Ainda não é possível saber quantas doses seriam indicadas para humanos, mas o professor adiantou que, “a princípio, a vacina seria utilizada somente para pacientes com dependência química que estivessem fortemente motivados a parar de usar a droga”. Outras utilizações ainda podem ser aventadas como, por exemplo, na prevenção ao abuso da droga por crianças e adolescentes e também no combate ao crack.

“Os ratos que foram vacinados, quando recebem uma dose da droga, não percebem o efeito dela e, com isso, não ficam ‘desinibidos’ ou ‘agitados’ como o grupo que recebeu o placebo”, disse Garcia. Os resultados preliminares apontam que a vacina evita a ação da cocaína em fetos de ratas. Ou seja, ela também tem o potencial de produzir um efeito protetor para os bebês de ratas prenhes.

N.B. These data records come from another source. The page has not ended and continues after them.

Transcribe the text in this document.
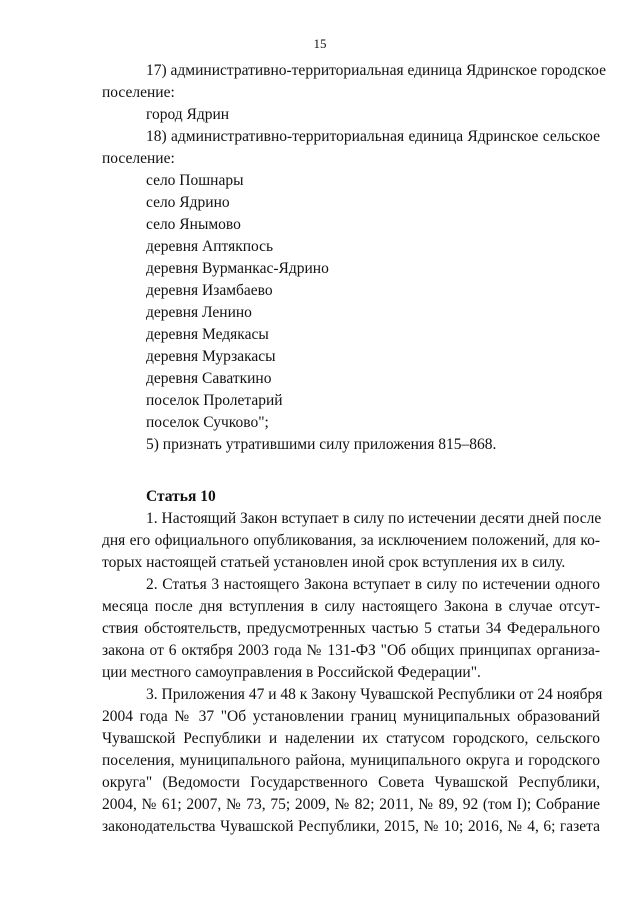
15
17) административно-территориальная единица Ядринское городское
поселение:
город Ядрин
18) административно-территориальная единица Ядринское сельское
поселение:
село Пошнары
село Ядрино
село Янымово
деревня Аптякпось
деревня Вурманкас-Ядрино
деревня Изамбаево
деревня Ленино
деревня Медякасы
деревня Мурзакасы
деревня Саваткино
поселок Пролетарий
поселок Сучково";
5) признать утратившими силу приложения 815–868.
Статья 10
1. Настоящий Закон вступает в силу по истечении десяти дней после
дня его официального опубликования, за исключением положений, для ко-
торых настоящей статьей установлен иной срок вступления их в силу.
2. Статья 3 настоящего Закона вступает в силу по истечении одного
месяца после дня вступления в силу настоящего Закона в случае отсут-
ствия обстоятельств, предусмотренных частью 5 статьи 34 Федерального
закона от 6 октября 2003 года № 131-ФЗ "Об общих принципах организа-
ции местного самоуправления в Российской Федерации".
3. Приложения 47 и 48 к Закону Чувашской Республики от 24 ноября
2004 года № 37 "Об установлении границ муниципальных образований
Чувашской Республики и наделении их статусом городского, сельского
поселения, муниципального района, муниципального округа и городского
округа" (Ведомости Государственного Совета Чувашской Республики,
2004, № 61; 2007, № 73, 75; 2009, № 82; 2011, № 89, 92 (том I); Собрание
законодательства Чувашской Республики, 2015, № 10; 2016, № 4, 6; газета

Assim que terminarem os estudos em animais – que são confirmatórios –, serão realizados novos experimentos, que devem durar mais um ano. “Depois, se conseguirmos recursos para a pesquisa, iremos realizar um estudo de fase I, ou seja, testaremos em voluntários sãos a segurança da molécula. Isso deve levar mais um ano. Só aí poderemos fazer testes com pacientes que são dependentes de cocaína”, projeta o professor.



Pelo mundo
Nos Estados Unidos, cientistas do Instituto de Pesquisa Scripps, da Califórnia, também pesquisam uma vacina similar à da UFMG desde 1995. Nos testes com ratos, a redução dos efeitos da cocaína no sistema nervoso central dos animais foi de até 77%. Testes em humanos devem começar em breve. O professor da UFMG Frederico Garcia acredita que ainda vai levar uns dez anos para que o antígeno seja comercializado no mercado.